Editorial

Christoph Dahl, Geschäftsführer der Baden-Württemberg Stiftung

Innerhalb kurzer Zeit hat sich die demokratische Welt extrem verändert. Populistische Tendenzen haben sich erschreckend schnell ausgebreitet – sogar vor unserer eigenen Haustür, wo die AfD bei der letzten Landtagswahl aus dem Stand 15 Prozent erreicht hat. Die Erfolge der PiS in Polen, der FPÖ in Österreich, des Front National in Frankreich, schließlich der Brexit und die Wahl Donald Trumps zum amerikanischen Präsidenten empfinden viele Menschen als schockierend.

Das Phänomen des Populismus ist ein Rätsel. Viele Erklärungsversuche wurden unternommen, aber bisher hat niemand ein Rezept dagegen gefunden. Offensichtlich sind Teile der Gesellschaft in Europa und den USA enttäuscht von den politischen Eliten und fühlen sich abgehängt von der Globalisierung. Andere haben einfach Angst vor Überfremdung und gesellschaftlichen Umbrüchen.

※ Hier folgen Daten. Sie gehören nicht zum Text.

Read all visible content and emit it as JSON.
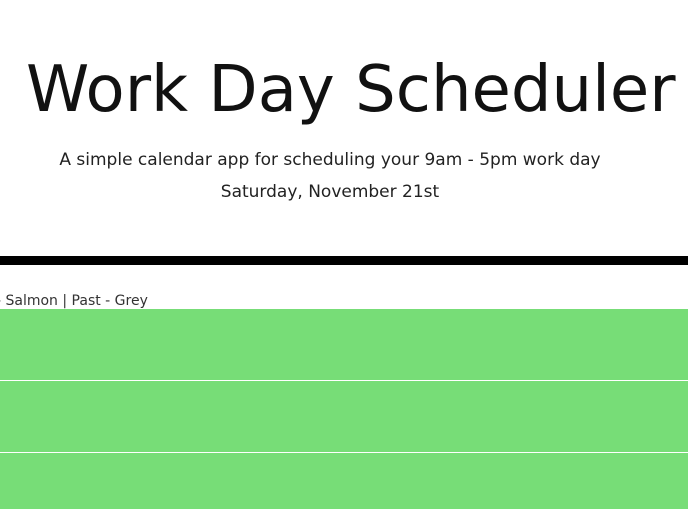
{
  "header": {
    "title": "Work Day Scheduler",
    "subtitle": "A simple calendar app for scheduling your 9am - 5pm work day",
    "current_date": "Saturday, November 21st"
  },
  "legend": {
    "text": "- Salmon | Past - Grey"
  },
  "colors": {
    "future": "#77dd77",
    "divider": "#000000"
  },
  "timeblocks": [
    {
      "status": "future"
    },
    {
      "status": "future"
    },
    {
      "status": "future"
    }
  ]
}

Am augenscheinlichsten bei der Verbreitung des Populismus ist die Unehrlichkeit dieser Bewegung: Zu komplizierten Problemen werden scheinbar einfache Lösungen aufgezeigt. Statt auf Fakten zu setzen, zielen Populisten auf die Gefühle der Menschen. Die Wähler schenken ihnen Glauben, ohne Wert darauf zu legen, dass ihre Aussagen der Wahrheit entsprechen. Dies ist umso schmerzvoller, da wir in einer Welt leben, in der dank des Internets die Überprüfung jeder beliebigen Information nur ein paar Klicks entfernt ist. Aber in der sich eben auch Lügen lawinenartig verbreiten und als gefühlte Wahrheiten Populisten zum Wahlerfolg verhelfen.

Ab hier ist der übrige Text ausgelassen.